I could just see that, and what I saw was a knight in beautiful armor walking down through the woods to the rockbar at the mouth of Coulter Branch on our own river. He carried reverently in both hands a beautiful sword. He went out to the very edge of the rockbar and threw the sword as far as he could into the river, and just as I was ready for the splash it was going to make, a hand rose up out of the water and caught it!
“I think I see a sleepy boy,” Granny said, and I sat up straight to try not to look sleepy.
“Well, Granny,” Granddaddy said,
looking serious, “we haven’t got a bed for him. I reckon we’ll have to hang him on a nail.”
He said that every time I came to spend the night, and I laughed. I said, “Where’s the nail?”

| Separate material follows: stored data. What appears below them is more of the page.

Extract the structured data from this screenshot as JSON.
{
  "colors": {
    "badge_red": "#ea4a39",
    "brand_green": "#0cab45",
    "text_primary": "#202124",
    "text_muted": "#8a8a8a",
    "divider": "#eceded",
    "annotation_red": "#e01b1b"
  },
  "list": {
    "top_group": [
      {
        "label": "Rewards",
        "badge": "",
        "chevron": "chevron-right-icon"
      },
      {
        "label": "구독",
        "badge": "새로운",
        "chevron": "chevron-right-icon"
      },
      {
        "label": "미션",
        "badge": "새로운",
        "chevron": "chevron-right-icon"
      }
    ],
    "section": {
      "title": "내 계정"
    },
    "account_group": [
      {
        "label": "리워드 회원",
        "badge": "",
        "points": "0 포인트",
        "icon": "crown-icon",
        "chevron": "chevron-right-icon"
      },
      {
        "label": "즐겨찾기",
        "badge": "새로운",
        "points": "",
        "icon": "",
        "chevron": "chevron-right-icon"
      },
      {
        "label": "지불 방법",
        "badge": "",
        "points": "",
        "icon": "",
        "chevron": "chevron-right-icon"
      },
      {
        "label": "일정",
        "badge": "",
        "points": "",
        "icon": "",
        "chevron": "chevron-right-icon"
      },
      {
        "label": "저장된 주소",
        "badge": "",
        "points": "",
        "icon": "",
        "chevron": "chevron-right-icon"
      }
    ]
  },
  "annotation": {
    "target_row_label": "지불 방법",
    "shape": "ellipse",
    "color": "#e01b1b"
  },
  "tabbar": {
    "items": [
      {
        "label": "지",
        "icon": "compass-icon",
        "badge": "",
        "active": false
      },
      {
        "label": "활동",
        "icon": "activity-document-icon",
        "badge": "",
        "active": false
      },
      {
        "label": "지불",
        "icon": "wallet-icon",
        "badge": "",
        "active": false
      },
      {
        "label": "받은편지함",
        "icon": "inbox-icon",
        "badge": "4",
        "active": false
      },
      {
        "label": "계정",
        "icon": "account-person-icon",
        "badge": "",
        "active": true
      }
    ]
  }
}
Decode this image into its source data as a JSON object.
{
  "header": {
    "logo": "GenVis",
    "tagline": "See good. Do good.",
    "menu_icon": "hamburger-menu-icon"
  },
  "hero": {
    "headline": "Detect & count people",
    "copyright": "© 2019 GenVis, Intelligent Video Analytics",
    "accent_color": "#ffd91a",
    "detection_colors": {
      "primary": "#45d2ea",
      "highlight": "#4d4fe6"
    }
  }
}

But Granny, who was not always sure herself when Granddaddy was teasing, said, “Granddaddy’s teasing you.” She got up. “You just come with Granny. Nobody’s going to have to hang on a nail around here. Tell everybody goodnight.”
That meant I got to let Hannah kiss me again. I made the rounds to get and give my goodnight hugs:
“Goodnight, Auntie. Goodnight, Granddaddy. Goodnight, Aunt Lizzie. Goodnight, Hannah.”
And Hannah did give me another excellent kiss on the cheek.
I picked up my grip and my book, and Granny and I went up the stairs. We went to the bedroom in the back of the house that had been Ma Feltner’s room in her last years and then my mother’s when she was growing up. It was a small, comfortable room on the south side. The sun shone in through the window in the winter, making a warm print of light on the rug, and often in the summer a breeze would sway the curtains as it blew in through the shade of the old maples in the yard.
Granny turned back the bed for me and plumped the pillow and turned on the lamp on the nightstand. There was a little radio on the nightstand.
“You can listen to the radio if you want to,” Granny said, “but don’t turn it up loud.”
She knew I would like to listen awhile, for Henry and I didn’t have a radio in our room at home.
She said, “Now, you brought your pajamas?”